LONDON (Reuters) - About half of the European Union’s trillion euro (850 billion pound) money market funds would have to set aside a chunk of cash under a proposed EU reform to make a run on a fund in rocky markets less likely.
Money market funds (MMFs) hold short term financial instruments such as deposits and commercial paper. They are used by big companies to park money and manage cash flows.
Until the 2007-09 financial crisis, they were seen as a safe place to place cash that could be withdrawn quickly.
The sector drew the attention of policymakers with a run on the Reserve Primary Fund in the United States, which “broke the buck” in 2008 when its net asset value fell below a dollar a share.

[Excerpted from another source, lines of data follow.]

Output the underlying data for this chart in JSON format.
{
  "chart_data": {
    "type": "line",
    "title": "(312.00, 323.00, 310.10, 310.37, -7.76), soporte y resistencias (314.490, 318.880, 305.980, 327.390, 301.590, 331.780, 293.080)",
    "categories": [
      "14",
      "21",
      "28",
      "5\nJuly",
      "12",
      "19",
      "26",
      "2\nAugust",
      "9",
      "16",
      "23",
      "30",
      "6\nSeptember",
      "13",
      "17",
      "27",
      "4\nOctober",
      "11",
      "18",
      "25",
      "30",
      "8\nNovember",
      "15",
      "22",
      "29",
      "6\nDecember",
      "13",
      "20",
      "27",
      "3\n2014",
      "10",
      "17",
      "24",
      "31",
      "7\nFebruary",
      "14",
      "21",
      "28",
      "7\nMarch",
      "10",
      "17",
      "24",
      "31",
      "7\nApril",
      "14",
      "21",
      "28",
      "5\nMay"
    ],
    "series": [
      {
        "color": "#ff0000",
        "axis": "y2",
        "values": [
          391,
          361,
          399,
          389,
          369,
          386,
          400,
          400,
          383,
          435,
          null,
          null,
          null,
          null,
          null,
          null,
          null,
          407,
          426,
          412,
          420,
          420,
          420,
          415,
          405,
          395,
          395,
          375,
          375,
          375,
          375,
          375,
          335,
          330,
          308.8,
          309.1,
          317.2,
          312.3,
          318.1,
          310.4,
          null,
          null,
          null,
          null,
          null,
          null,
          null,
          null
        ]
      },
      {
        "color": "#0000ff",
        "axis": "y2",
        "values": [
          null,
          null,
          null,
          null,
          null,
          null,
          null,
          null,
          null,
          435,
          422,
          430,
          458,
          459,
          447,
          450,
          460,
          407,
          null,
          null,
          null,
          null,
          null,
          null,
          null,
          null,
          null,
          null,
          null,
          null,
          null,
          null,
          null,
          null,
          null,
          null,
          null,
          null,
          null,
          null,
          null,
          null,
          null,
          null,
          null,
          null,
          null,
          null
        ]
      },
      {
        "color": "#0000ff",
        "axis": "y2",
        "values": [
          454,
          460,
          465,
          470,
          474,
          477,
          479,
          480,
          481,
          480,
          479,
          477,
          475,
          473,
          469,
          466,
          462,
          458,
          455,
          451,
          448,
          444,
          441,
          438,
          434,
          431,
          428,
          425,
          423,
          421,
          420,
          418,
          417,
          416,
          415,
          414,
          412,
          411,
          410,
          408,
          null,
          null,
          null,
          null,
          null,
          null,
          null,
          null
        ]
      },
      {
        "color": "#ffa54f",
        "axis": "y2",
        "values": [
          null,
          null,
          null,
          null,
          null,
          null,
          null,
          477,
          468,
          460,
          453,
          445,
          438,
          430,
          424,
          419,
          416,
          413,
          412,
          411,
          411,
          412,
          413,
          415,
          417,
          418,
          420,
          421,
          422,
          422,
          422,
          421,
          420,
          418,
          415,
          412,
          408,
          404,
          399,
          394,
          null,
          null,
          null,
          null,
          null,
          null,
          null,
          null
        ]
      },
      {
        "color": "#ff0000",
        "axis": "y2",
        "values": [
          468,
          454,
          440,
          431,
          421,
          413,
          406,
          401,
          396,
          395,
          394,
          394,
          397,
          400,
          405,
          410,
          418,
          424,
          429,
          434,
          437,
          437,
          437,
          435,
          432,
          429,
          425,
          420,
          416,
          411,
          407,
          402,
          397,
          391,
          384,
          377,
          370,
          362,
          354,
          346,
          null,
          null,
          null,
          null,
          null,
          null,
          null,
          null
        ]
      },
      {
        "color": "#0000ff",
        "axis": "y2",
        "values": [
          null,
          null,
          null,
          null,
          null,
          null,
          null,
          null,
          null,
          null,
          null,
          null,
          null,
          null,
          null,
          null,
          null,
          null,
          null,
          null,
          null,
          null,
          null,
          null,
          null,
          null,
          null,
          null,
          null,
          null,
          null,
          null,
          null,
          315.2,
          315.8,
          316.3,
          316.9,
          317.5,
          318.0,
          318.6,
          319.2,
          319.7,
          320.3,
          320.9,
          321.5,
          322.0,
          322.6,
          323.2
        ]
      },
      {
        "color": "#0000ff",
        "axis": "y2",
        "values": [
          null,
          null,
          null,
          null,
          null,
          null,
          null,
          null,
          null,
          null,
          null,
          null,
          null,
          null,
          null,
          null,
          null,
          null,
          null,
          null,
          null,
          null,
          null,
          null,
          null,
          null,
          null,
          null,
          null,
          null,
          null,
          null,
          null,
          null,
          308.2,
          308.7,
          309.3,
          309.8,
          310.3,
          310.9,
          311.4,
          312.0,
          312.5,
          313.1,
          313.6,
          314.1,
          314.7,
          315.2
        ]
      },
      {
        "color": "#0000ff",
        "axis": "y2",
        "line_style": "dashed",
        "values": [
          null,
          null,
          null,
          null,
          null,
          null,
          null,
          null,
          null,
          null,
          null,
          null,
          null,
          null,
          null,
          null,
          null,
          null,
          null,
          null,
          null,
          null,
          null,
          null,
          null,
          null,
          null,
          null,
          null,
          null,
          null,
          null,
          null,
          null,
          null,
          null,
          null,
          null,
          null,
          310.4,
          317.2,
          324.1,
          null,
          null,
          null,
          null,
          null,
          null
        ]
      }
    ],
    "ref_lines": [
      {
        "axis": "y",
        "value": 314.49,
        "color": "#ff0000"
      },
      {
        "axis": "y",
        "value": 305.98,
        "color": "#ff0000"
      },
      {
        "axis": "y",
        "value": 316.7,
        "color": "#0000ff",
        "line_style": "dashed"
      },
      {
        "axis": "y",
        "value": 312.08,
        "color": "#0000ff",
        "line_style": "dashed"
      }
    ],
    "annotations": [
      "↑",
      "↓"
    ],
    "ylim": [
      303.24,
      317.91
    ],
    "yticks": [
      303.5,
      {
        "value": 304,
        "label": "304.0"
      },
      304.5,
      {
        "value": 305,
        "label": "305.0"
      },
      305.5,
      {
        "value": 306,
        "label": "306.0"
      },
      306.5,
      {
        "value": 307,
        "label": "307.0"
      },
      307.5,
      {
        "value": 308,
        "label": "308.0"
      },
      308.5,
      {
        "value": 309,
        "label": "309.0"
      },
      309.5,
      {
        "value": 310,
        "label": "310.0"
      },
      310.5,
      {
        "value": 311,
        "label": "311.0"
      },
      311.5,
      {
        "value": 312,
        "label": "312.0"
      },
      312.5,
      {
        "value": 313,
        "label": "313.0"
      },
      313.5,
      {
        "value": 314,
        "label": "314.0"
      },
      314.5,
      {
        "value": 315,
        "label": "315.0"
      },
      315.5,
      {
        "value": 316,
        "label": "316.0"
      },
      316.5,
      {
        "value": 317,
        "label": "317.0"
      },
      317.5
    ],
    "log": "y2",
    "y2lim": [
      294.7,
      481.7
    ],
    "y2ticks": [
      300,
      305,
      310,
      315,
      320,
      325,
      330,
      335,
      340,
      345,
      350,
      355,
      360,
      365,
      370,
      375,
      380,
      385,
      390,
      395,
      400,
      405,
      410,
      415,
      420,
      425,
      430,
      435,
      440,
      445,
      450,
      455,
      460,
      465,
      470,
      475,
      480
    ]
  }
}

This indicated a loss at what was seen as a safe investment vehicle and sparked runs in the wider sector.
The draft EU law, a copy of which was obtained by Reuters, calls for a major type of fund to have a cash buffer to help keep the financial system stable.
The industry is hoping for a last minute change of heart by the EU’s European Commission, which is writing the draft law that will need approval from EU states and the European Parliament to take effect.
A Commission spokeswoman said the proposal is likely to be published in late June.
The buffer requirement would be for so-called constant net asset value funds (CNAV) whose share price shows little change over time, like the U.S. fund that broke the buck.
“These CNAV funds must establish and maintain at all times a buffer amounting to at least 3 percent of the total value of their assets,” the EU document said.
An EU official said on condition of anonymity the 3 percent buffer proposal is likely to remain in the final proposal but funds could be given time to reach that level.
The London-based Institutional Money Market Funds Association (IMMFA), an industry body, said a requirement for a cash buffer won’t improve stability of the financial system.
“We support changes which make these products more robust, but don’t support those which seek to address a perceived risk rather that an actual one,” IMMFA said in a statement.
Money market funds in the EU hold a trillion euros and are mainly domiciled in France, Ireland and Luxembourg, with investments and investors from across the 27-nation bloc. Banks issue 85 percent of financial instruments held by the funds, with the rest coming from big companies and governments.
The United States is also reforming its $2.6 trillion (1.7 trillion pound) money market funds sector and has faced push-back from industry.
The Financial Stability Board, the regulatory task force for the G20 group of economies, is due to report in September on its recommendations for supervising so-called shadow banks, including MMFs.
The EU reform is the bloc’s first in the shadow banking sector which lies outside mainstream banks and handles credit. Regulators worry that as mainstream banks become more regulated, risky activities will shift to less supervised shadow banks.